最初は、デザイナーへの賞賛の声。
そして――――――――
「モデルはこちら!本年度のミス・桃山女学院高等部、1年3組の一之瀬ますみさんです!
「おおおお!!」
「ますみちゃーん!」
「やっぱり可愛い!」
「こっち向いて~!」
(ますみへの賞賛の嵐・・・♪)
「デザインが選ばれた桐壺聖歌さん、今のお気持ちをお願いします。」
マイクを差し出され、それを優雅に受け取るお嬢様。
「ありがとうございます。わたくしのデザインが多くの生徒の皆さんに支持されたこと、この場を借りてお礼申し上げます。」
「なんと謙虚な!続きましては、桃山徐学園一の美女に伺いましょう。制服の着心地はいかがですか?」
「はい♪憧れの桐壺先輩のデザインを切れたのはもちろん、嬉しいです。でも・・・こうやって、みなさんの前で最初に制服を着ちゃったのが~悪い気がします。お先にごめん遊ばせ♪」
「きゃあ!一之瀬先輩!」
「ますみさん、可愛い~!」
「そんなことないよぉ~許しちゃう!」
最後の方は、男からの声援。
(ホント、男って馬鹿。

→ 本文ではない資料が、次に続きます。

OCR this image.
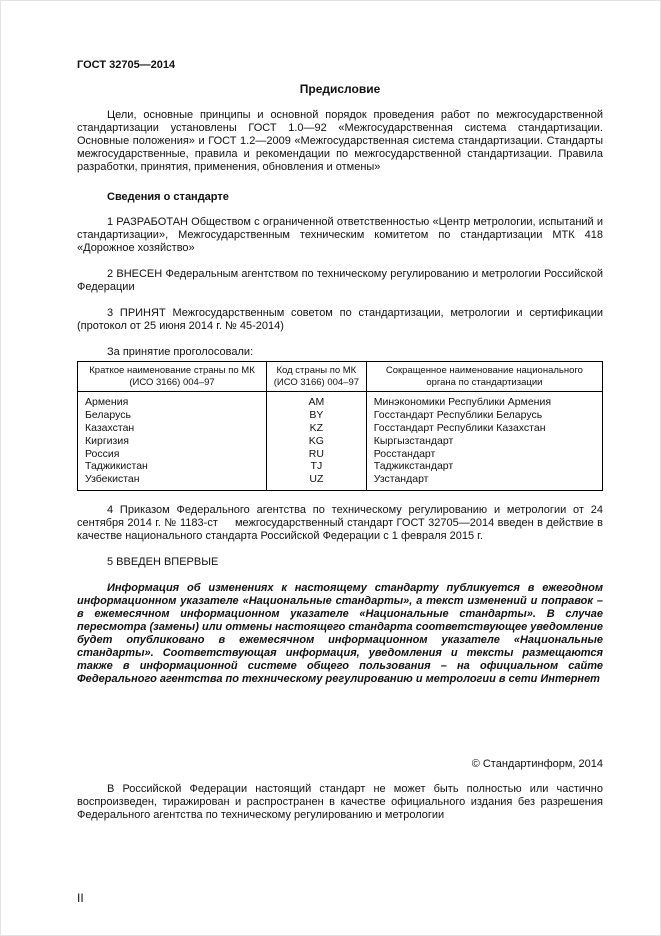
ГОСТ 32705—2014
Предисловие

Цели, основные принципы и основной порядок проведения работ по межгосударственной стандартизации установлены ГОСТ 1.0—92 «Межгосударственная система стандартизации. Основные положения» и ГОСТ 1.2—2009 «Межгосударственная система стандартизации. Стандарты межгосударственные, правила и рекомендации по межгосударственной стандартизации. Правила разработки, принятия, применения, обновления и отмены»

Сведения о стандарте

1 РАЗРАБОТАН Обществом с ограниченной ответственностью «Центр метрологии, испытаний и стандартизации», Межгосударственным техническим комитетом по стандартизации МТК 418 «Дорожное хозяйство»

2 ВНЕСЕН Федеральным агентством по техническому регулированию и метрологии Российской Федерации

3 ПРИНЯТ Межгосударственным советом по стандартизации, метрологии и сертификации (протокол от 25 июня 2014 г. № 45-2014)

За принятие проголосовали:
Краткое наименование страны по МК (ИСО 3166) 004–97	Код страны по МК (ИСО 3166) 004–97	Сокращенное наименование национального органа по стандартизации
Армения	AM	Минэкономики Республики Армения
Беларусь	BY	Госстандарт Республики Беларусь
Казахстан	KZ	Госстандарт Республики Казахстан
Киргизия	KG	Кыргызстандарт
Россия	RU	Росстандарт
Таджикистан	TJ	Таджикстандарт
Узбекистан	UZ	Узстандарт

4 Приказом Федерального агентства по техническому регулированию и метрологии от 24 сентября 2014 г. № 1183-ст     межгосударственный стандарт ГОСТ 32705—2014 введен в действие в качестве национального стандарта Российской Федерации с 1 февраля 2015 г.

5 ВВЕДЕН ВПЕРВЫЕ

Информация об изменениях к настоящему стандарту публикуется в ежегодном информационном указателе «Национальные стандарты», а текст изменений и поправок – в ежемесячном информационном указателе «Национальные стандарты». В случае пересмотра (замены) или отмены настоящего стандарта соответствующее уведомление будет опубликовано в ежемесячном информационном указателе «Национальные стандарты». Соответствующая информация, уведомления и тексты размещаются также в информационной системе общего пользования – на официальном сайте Федерального агентства по техническому регулированию и метрологии в сети Интернет

© Стандартинформ, 2014

В Российской Федерации настоящий стандарт не может быть полностью или частично воспроизведен, тиражирован и распространен в качестве официального издания без разрешения Федерального агентства по техническому регулированию и метрологии

II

)
見た目だけで人を判断して、下種な生き物。
―ますみちゃん―
だからあいつも、凛道蓮も同じ。
(ますみをフッたこと、これから時間をかけて後悔させてやる・・・!!)
いけない、いけない。
まだ、ミス・桃山女学院のプリンセスの仕事は終わってない。
向けられたマイクに顔を近づける。
「ますみもですがぁ~他の11作品の作者&モデルの皆さんにも、登場して頂きまーす♪」
ますみの声を合図に、後ろから選ばれなかった制服を着たモデル達が出てくる。
ますみに負けた女達と、そいつらを着飾る制服を作ったデザイナー達。
デザイナーには可哀そうだけど、仕方ないよね?
まさか、ますみが着た制服が、そのまま優勝しちゃうなんて。
「それではみなさん!ミス・桃山女学院のプリンセスを含む12名に温かい拍手を!!」
パーン!
シュワシュワシュワ~!!
「きゃ!」
「シャボン玉だぁ~」
バルブガンを構えていた連中が、こちらに向けて銃を撃つ。
大中小、様々なシャボン玉が入り乱れる。